Akta pendirian perusahaan dibuat dan disahkan oleh dan dihadapan notaris. Oleh karena itu jika Anda ingin membuat akta pendirian perusahaan, Anda harus datang langsung ke notaris dengan membawa beberapa kelengkapan sebagai berikut:

 

 

  1. KTP dan NPWP pendiri perusahaan yang terdiri dari minimal 2 orang (bertindak sebagai direktur dan komisaris)
  2. Kelengkapan untuk draft akta pendirian perusahaan yang terdiri dari anggaran dasar, tujuan perusahaan, nama dan alamat, dan lain sebagainya
  3. Ketentuan modal dasar dan modal disetor
  4. Susunan saham dan kepemilikan perusahaan
  5. Susunan pengurus perusahaan yang terdiri dari dewan komisaris dan dewan doreksi.

 

 

Setelah draft akta pendirian perusahaan jadi, maka terjadi proses penandatangan akta yang dilakukan oleh dan dihadapan notaris.
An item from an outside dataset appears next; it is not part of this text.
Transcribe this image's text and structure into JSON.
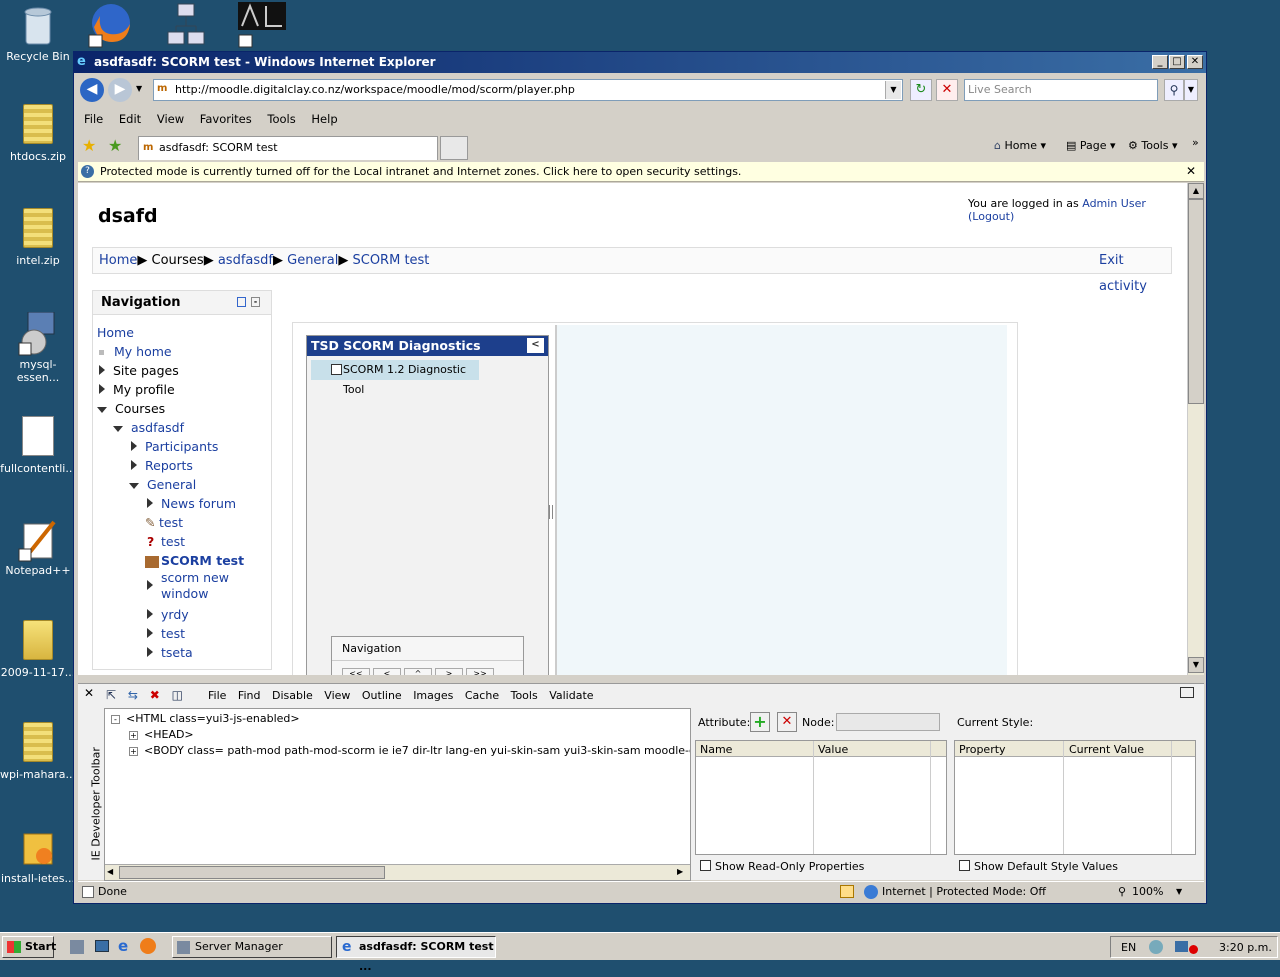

Setelah proses ini selesai, akta tersebut tidak lantas sah dan legal, terdapat proses pengesahan oleh Kementerian Hukum dan HAM terlebih dahulu yang prosedurnya sebagai berikut:

 

 

  1. Notaris membawa akta pendirian perusahaan yang telah ditandantangani ke kantor Kemetarian Hukum dan HAM setempat
  2. Notaris meminta kelengkapan lain berupa SKD atau Surat Keterangan Domisili yang menjadi prosedur wajib pengesahan akta pendirian perusahaan
  3. Jika dokumen sudah lengkap maka Kementerian Hukum dan HAM dapat melakukan pengesahan dokumen
  4. Menteri Hukum dan HAM akan memberikan pengesahan akta atau dokumen dalam jangka waktu selambat-lambatnya 60 (enam puluh) hari setelah diterimanya permohonan pengesahan perusahaan dari notaris
  5. Jika dokumen kurang lengkap atau ada persyaratan yang tidak terpenuhi maka Menteri Hukum dan HAM dapat menolak pengesahan akta tersebut dalam jangka waktu paling lama 60 hari dengan pemberitahuan tertulis yang disertai alasannya.
  6. Jika akta pendirian perusahaan berhasil mendapat pengesahan dari Kementerian Hukum dan HAM, maka akta pendirian perusahaan tersebut wajib didaftarkan dalam daftar perusahaan paling lambat 30 hari setelah akta tersebut disahkan.

 

 

Proses pengesahan oleh Kementerian Hukum dan HAM ini sifatnya wajib agar perusahaan memperoleh status hukum yang legal dan diakui. Setelah proses pengesahan oleh Kementarian Hukum dan HAM ini didapatkan, maka otomatis perusahaan akan lebih leluasa untuk menjalankan usaha karena telah mendapat status legal dari negara.